She looked at him. He wore the semi-churchly dress of a scholar of the University. But youth and truth vouched for him, shining from his eyes. So, at least, she thought. Besides, the girl was in a great perplexity.
"I am Claire," she said, "the daughter of him who was Francis Agnew, secret agent from the King of Scots to his brother of Navarre!"
"A heretic, then!" He fell back a step. "An agent of the Bearnais!"
The girl said nothing. She had not even heard him. She was bending over her father and sobbing quietly.
"A Huguenot," muttered the young Leaguer, "an agent of the Accursed!"
He kept on watching her.

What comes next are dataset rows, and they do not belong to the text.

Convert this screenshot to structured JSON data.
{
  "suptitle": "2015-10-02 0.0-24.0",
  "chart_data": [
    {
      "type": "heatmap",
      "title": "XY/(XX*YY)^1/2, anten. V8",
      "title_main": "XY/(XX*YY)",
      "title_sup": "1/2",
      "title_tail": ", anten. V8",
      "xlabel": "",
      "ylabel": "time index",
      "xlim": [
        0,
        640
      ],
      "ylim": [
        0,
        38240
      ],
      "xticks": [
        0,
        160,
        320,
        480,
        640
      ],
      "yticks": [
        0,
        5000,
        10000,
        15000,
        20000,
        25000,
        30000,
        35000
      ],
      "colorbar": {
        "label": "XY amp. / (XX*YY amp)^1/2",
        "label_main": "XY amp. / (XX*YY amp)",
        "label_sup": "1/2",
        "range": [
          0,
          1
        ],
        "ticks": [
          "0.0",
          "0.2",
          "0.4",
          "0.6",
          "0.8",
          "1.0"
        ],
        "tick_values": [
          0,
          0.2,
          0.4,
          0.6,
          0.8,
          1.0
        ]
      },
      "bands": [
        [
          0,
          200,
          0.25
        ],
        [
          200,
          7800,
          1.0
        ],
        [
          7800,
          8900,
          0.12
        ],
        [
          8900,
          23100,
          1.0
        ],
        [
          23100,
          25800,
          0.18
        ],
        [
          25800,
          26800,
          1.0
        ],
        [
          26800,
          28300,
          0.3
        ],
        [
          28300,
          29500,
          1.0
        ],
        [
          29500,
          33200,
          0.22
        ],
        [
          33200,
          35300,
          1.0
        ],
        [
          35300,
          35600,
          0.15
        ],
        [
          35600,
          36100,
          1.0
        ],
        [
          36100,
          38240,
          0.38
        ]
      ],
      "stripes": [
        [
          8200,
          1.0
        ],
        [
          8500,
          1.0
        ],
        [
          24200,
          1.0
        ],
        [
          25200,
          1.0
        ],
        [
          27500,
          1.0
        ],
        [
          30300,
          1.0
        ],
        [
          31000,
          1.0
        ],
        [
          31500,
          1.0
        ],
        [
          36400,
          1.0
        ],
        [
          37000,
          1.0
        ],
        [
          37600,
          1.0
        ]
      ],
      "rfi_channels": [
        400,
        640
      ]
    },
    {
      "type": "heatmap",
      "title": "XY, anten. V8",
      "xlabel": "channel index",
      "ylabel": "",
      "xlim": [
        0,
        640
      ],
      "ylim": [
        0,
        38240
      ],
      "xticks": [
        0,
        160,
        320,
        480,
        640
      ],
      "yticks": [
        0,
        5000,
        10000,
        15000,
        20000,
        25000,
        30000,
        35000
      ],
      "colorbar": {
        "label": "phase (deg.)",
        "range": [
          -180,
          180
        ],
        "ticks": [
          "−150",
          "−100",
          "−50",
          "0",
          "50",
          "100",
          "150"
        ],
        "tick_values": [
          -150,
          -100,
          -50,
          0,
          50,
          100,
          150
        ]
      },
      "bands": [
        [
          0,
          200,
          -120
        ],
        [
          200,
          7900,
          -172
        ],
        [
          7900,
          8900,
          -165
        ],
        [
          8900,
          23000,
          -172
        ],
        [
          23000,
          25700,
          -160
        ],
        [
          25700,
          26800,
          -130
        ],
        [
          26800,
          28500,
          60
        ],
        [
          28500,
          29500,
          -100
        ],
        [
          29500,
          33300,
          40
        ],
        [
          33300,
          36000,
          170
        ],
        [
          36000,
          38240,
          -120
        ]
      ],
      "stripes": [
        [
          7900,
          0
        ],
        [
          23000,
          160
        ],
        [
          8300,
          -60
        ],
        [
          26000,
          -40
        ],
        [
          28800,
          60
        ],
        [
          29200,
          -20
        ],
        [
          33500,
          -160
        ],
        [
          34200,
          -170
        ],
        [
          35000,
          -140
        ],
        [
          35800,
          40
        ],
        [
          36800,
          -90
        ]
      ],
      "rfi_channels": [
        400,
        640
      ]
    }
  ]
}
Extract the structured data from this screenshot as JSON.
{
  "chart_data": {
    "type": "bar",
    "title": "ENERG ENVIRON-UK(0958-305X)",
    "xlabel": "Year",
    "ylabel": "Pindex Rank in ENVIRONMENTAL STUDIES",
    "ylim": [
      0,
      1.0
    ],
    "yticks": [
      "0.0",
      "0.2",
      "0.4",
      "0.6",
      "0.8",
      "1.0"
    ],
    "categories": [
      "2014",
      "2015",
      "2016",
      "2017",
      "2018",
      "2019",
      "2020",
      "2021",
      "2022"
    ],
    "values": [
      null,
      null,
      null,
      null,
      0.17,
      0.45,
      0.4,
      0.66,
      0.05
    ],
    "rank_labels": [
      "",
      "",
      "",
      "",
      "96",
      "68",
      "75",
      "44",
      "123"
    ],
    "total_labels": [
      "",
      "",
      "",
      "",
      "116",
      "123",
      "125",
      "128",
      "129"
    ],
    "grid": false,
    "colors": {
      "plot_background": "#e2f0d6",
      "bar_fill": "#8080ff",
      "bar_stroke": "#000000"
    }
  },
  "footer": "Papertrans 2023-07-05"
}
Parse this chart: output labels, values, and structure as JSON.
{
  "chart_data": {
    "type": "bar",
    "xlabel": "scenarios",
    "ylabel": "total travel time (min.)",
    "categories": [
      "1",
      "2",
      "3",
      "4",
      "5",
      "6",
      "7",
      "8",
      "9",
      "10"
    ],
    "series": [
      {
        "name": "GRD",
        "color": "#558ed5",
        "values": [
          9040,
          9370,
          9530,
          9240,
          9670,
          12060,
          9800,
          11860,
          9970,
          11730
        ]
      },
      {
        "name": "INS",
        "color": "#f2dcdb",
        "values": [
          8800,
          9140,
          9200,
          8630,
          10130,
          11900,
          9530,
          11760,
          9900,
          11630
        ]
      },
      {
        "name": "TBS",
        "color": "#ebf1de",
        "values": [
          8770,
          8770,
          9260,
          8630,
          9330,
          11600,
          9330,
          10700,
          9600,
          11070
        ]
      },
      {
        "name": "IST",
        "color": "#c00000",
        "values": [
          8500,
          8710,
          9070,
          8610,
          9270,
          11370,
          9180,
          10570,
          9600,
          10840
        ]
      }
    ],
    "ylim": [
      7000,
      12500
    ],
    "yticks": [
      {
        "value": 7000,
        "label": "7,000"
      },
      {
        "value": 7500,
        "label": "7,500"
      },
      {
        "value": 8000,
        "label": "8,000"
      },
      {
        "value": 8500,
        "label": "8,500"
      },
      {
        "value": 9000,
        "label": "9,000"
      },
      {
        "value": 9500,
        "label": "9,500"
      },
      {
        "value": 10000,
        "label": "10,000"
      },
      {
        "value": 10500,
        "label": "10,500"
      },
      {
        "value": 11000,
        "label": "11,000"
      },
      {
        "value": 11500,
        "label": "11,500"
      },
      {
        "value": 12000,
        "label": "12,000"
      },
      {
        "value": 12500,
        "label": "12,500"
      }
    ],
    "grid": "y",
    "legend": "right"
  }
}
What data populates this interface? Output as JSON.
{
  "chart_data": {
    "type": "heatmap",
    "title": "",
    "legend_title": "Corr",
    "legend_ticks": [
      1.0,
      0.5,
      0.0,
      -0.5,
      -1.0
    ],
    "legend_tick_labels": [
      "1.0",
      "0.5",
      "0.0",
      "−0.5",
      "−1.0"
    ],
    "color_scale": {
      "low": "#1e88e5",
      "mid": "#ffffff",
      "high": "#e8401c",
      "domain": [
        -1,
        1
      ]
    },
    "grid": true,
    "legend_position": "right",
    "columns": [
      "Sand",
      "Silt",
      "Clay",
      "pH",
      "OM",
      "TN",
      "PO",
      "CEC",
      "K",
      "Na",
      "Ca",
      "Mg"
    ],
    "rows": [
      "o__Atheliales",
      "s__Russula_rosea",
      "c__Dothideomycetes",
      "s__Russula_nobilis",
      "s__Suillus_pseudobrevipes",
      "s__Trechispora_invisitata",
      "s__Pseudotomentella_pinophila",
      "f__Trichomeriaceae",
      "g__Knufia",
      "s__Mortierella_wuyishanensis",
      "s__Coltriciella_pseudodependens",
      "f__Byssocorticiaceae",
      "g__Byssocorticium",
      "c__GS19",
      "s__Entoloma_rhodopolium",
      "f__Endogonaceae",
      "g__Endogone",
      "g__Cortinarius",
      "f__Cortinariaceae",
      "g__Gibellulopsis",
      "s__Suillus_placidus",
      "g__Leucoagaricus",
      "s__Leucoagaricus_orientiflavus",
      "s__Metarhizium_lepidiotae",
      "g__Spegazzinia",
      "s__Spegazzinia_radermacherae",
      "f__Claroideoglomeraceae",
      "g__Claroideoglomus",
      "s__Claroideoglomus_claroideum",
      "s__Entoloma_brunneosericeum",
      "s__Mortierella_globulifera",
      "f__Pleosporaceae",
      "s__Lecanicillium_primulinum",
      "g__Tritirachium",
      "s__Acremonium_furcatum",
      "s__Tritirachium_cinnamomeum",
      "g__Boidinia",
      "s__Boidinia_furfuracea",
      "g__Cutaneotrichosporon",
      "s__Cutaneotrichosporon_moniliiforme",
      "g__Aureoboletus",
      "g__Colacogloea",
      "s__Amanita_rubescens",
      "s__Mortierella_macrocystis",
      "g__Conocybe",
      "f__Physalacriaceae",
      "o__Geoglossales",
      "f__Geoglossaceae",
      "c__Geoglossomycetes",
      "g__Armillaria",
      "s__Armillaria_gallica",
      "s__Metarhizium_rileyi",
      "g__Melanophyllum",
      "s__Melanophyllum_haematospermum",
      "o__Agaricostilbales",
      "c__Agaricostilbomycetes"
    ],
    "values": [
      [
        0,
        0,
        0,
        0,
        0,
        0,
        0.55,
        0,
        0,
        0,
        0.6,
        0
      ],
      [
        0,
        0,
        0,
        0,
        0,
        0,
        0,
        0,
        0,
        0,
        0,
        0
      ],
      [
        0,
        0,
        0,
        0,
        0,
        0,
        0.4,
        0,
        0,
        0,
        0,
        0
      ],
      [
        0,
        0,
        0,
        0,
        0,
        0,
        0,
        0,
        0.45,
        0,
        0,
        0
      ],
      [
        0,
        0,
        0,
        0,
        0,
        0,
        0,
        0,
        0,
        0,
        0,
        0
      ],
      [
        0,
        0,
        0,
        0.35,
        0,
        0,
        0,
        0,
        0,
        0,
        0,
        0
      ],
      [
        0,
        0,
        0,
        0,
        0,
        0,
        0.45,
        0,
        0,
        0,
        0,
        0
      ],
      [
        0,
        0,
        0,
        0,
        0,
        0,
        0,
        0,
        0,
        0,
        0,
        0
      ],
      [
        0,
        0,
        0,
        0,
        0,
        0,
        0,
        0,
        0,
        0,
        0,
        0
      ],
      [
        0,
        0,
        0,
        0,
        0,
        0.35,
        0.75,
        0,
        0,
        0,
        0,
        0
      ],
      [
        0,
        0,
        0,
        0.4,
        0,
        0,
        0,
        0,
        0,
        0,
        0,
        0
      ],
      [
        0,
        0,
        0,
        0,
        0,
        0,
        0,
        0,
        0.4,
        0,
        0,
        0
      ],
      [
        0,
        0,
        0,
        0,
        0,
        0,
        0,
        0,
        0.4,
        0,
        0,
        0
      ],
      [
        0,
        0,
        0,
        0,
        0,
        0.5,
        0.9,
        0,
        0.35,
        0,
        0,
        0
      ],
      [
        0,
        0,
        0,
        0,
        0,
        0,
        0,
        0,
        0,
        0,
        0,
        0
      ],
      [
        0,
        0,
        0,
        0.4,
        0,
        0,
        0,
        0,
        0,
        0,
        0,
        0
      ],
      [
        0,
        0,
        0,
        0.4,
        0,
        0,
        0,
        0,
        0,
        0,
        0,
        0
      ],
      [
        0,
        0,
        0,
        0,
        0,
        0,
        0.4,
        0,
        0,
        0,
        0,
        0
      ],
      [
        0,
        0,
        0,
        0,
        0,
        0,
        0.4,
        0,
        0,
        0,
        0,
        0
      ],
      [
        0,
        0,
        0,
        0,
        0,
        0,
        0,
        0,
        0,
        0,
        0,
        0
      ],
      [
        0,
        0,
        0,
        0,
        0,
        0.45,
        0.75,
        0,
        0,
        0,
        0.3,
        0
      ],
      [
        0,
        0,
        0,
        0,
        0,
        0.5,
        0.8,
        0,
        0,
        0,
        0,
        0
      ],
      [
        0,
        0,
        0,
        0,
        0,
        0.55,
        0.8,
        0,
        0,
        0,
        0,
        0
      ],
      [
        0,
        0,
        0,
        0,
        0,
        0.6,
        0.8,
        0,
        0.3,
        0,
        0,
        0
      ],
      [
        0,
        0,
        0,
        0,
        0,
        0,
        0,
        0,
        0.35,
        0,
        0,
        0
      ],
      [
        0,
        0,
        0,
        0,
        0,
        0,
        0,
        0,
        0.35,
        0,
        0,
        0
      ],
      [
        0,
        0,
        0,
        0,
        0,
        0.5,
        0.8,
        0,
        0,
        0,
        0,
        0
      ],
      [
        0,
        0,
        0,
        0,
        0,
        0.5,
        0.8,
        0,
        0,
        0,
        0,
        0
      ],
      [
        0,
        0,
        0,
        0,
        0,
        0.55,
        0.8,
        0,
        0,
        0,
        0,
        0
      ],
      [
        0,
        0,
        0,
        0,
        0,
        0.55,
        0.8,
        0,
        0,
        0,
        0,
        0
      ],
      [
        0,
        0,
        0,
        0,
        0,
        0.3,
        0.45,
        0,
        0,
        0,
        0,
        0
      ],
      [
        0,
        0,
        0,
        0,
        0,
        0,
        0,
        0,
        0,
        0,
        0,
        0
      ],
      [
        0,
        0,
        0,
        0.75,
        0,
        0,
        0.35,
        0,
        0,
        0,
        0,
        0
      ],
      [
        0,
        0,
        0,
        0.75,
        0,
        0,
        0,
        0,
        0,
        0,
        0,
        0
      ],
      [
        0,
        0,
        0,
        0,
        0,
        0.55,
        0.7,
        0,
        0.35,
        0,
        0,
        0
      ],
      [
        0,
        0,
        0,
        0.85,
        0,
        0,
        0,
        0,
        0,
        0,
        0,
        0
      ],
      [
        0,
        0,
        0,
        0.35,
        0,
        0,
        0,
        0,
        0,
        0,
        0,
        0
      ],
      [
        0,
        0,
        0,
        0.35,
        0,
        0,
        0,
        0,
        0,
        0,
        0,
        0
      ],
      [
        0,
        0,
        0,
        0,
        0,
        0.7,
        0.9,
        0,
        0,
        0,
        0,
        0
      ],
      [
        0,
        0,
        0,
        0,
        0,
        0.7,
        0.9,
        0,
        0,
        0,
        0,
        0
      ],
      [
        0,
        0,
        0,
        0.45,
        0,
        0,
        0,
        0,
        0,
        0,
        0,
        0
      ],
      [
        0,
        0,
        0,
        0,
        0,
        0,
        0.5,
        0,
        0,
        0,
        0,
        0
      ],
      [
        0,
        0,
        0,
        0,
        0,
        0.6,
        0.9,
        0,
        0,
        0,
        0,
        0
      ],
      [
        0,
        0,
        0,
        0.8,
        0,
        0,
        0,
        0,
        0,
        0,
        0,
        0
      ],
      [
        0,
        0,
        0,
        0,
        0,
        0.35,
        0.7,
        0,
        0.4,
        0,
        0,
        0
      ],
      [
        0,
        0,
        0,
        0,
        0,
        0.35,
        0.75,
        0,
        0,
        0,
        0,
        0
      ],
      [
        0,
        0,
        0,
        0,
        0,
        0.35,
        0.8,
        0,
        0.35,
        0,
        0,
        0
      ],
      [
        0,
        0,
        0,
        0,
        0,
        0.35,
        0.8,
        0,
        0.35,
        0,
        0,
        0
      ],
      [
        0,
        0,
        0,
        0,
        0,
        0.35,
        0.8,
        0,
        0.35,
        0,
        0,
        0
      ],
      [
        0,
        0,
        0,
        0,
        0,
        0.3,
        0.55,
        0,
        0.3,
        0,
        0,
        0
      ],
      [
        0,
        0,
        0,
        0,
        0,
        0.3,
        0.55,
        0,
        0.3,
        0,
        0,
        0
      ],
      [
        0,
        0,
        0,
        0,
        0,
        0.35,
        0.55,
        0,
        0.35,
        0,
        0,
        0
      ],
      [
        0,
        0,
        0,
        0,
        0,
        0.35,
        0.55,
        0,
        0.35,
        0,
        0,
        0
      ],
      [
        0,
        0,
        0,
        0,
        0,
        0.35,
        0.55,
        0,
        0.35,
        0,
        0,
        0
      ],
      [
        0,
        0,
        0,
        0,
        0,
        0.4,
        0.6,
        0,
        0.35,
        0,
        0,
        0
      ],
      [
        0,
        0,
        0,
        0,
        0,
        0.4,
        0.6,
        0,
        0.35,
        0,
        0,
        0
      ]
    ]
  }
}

There was a soft delicate turn of the chin, childish, almost babyish, which made the heart within him like water.
"Chut!" he said, "what I have now to do is to get rid of that ramping steer of a Launay out there. He and his blanket-vending father must not hear of this!"
He went out quietly, sinking noiselessly to the ground behind the arras of the door, and emerging again, as into another world, amid the hum and mutter of professorial argument.
"All this," remarked Doctor Anatole, flapping his little green-covered pulpit with his left hand, "is temporary, passing. The clouds in the sky are not more fleeting than——"
"Guise! Guise! The good Guise! Our prince has come, and all will now be well!"